2012-05-03 03:51:52

by Jon Masters

[permalink] [raw]
Subject: Re: [RFC PATCH] a simple hardware detector for lattency as well as throughput

On Apr 10, 2012, at 7:45 PM, Luming Yu wrote:

> The rfc patch reuses some code and idea from jcm's hwlat_detector but
> target for a broader problem that sometime we need to run a simple few minutes
> hardware test to understand if there is any hardware latency as well as
> throughput problem exposed on bare metal or left behind by BIOS or
> interfered by SMI.

Hey thanks. This is totally something I hoped would eventually go upstream,
but I never got around to cleaning it up enough for mass consumption beyond
the use case we had in mind (beating certain folks over the head when they
have "value add" in BIOS code that causes huge SMIs, and the like, for RT).

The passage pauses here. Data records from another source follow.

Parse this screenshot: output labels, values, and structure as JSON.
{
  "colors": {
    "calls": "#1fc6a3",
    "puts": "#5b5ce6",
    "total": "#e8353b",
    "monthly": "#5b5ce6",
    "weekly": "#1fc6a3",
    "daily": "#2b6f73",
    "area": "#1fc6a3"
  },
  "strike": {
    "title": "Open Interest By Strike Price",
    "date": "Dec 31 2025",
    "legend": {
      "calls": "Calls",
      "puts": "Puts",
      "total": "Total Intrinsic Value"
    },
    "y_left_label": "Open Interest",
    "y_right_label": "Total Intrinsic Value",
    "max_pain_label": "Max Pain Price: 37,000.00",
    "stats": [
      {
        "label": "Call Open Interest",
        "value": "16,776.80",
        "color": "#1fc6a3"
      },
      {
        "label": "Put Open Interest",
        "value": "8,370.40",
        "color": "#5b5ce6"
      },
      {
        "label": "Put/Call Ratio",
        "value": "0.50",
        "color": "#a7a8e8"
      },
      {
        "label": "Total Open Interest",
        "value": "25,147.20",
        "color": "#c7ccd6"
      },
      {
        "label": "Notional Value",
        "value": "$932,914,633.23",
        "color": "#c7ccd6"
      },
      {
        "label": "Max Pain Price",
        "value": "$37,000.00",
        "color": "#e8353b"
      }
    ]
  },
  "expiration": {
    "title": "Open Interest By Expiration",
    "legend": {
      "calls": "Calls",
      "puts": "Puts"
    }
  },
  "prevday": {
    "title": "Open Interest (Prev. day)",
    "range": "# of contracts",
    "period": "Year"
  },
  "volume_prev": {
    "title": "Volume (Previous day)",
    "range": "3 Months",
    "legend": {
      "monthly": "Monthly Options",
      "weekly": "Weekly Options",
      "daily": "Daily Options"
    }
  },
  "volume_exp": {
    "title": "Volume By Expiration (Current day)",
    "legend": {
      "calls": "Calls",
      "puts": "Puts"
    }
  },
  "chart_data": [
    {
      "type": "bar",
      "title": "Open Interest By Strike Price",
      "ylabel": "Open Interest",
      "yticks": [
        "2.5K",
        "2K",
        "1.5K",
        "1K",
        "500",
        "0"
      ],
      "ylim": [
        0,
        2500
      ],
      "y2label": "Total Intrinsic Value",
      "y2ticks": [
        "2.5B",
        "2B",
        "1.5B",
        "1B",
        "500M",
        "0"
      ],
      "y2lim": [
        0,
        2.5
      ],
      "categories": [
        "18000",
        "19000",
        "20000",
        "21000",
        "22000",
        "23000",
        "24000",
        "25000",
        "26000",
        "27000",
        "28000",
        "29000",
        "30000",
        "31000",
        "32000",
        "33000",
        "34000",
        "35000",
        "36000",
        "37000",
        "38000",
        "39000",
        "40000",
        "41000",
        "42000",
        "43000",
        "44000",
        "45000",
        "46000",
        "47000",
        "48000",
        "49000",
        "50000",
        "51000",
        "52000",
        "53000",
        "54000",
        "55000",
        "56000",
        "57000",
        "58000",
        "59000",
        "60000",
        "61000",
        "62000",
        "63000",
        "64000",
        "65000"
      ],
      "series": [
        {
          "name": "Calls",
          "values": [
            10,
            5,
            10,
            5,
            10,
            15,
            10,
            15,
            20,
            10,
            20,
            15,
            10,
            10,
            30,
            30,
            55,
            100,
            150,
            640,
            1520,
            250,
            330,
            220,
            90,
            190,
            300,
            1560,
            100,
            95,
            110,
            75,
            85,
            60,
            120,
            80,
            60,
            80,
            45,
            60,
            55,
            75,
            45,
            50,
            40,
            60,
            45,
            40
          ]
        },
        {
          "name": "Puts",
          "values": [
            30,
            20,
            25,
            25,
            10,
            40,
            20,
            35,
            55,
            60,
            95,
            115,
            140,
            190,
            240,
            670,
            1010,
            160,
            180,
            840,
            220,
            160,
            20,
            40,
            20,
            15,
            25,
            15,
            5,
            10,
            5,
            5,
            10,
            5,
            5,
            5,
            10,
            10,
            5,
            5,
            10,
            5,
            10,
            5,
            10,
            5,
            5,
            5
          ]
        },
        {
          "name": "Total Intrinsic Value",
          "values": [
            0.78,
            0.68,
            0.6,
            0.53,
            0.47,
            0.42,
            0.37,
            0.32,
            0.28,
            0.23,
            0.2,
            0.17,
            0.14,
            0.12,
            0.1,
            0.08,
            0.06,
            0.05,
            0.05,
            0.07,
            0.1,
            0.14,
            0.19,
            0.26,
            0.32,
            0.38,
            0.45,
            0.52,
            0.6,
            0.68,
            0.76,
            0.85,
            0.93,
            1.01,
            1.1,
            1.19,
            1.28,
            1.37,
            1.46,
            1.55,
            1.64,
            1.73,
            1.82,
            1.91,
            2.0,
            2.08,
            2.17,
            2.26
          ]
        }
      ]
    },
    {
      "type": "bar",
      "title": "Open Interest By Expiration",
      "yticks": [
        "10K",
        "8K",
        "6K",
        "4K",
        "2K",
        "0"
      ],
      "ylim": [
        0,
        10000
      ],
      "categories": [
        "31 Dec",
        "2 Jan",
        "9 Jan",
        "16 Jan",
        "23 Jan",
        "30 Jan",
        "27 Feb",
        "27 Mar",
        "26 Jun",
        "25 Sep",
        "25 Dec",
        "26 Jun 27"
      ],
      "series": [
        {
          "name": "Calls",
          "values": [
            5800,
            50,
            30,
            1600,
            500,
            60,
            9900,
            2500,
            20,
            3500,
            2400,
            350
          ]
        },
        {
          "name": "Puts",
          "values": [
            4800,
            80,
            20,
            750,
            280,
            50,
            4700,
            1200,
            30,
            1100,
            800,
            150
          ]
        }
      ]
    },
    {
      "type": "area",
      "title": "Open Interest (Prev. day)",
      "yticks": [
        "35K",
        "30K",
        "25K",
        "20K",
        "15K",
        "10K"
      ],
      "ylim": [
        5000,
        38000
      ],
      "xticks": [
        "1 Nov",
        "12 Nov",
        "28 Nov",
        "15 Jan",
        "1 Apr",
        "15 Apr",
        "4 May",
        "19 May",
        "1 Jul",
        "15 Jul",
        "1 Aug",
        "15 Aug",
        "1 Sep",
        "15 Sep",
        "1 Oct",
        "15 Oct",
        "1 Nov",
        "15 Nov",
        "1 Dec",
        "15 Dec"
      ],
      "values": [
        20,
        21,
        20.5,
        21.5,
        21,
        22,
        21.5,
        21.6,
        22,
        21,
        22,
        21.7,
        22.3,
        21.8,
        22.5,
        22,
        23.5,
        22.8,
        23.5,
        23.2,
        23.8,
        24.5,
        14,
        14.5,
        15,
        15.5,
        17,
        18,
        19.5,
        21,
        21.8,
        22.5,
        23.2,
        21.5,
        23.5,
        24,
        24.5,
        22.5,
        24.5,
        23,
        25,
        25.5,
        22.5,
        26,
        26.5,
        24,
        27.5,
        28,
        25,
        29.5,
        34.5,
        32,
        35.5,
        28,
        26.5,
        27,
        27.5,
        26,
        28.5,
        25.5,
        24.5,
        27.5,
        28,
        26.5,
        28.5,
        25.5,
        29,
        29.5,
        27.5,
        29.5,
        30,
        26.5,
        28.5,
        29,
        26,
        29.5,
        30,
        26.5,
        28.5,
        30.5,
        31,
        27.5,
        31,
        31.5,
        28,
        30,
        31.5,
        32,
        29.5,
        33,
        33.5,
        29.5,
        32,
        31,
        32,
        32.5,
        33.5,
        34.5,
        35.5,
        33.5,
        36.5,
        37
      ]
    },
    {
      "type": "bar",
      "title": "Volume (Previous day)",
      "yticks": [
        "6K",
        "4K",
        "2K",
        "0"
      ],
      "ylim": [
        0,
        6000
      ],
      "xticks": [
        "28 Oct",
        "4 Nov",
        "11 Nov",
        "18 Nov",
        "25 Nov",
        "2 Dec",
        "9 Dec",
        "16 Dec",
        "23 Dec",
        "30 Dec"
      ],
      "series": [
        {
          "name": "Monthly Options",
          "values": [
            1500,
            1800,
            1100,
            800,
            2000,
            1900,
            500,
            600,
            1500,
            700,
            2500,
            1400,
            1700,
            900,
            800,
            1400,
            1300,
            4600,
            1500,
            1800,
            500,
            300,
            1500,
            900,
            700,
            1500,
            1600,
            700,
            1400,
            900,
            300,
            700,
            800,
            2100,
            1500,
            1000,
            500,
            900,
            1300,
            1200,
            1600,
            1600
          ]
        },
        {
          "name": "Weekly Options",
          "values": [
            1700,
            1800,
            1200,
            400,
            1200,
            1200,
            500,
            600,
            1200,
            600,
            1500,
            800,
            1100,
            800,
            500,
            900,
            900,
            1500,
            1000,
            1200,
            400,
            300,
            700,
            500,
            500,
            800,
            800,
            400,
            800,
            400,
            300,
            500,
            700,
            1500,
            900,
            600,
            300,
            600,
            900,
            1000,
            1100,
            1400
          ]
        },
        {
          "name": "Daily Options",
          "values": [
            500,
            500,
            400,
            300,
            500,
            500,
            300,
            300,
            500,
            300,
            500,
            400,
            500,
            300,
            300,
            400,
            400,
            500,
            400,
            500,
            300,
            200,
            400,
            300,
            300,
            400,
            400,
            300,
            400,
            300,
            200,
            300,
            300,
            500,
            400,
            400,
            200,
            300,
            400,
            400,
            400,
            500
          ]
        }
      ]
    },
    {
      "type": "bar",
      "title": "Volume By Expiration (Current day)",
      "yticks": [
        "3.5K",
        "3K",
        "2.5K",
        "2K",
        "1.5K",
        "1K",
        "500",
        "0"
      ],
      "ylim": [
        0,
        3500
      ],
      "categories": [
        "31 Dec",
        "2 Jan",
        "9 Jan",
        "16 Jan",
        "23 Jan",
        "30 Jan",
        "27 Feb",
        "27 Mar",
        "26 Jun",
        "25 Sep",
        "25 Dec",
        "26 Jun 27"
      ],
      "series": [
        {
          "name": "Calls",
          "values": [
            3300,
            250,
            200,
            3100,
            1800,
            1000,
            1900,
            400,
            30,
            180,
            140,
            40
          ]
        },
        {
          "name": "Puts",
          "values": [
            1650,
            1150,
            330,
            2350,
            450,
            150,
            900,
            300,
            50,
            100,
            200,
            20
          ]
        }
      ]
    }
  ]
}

Did anyone ever get back to you on this one? I never saw any followup. I
will be happy to do some testing and help you get this mainlined.

Jon.


2012-05-04 06:16:30

by Luming Yu

[permalink] [raw]
Subject: Re: [RFC PATCH] a simple hardware detector for lattency as well as throughput

On Thu, May 3, 2012 at 11:27 AM, Jon Masters <[email protected]> wrote:
> On Apr 10, 2012, at 7:45 PM, Luming Yu wrote:
>
>> The rfc patch reuses some code and idea from jcm's hwlat_detector but
>> target for a broader problem that sometime we need to run a simple few minutes
>> hardware test to understand if there is any hardware latency as well as
>> throughput problem exposed on bare metal or left behind by BIOS or
>> interfered by SMI.
>
> Hey thanks. This is totally something I hoped would eventually go upstream,
> but I never got around to cleaning it up enough for mass consumption beyond
> the use case we had in mind (beating certain folks over the head when they
> have "value add" in BIOS code that causes huge SMIs, and the like, for RT).
>
> Did anyone ever get back to you on this one? I never saw any followup. I
> will be happy to do some testing and help you get this mainlined.

So far you are the only one. :-)
If you can find a maintainer for it, and find a way into mainline,
We probably can make it become a popular tool for hardware enabling.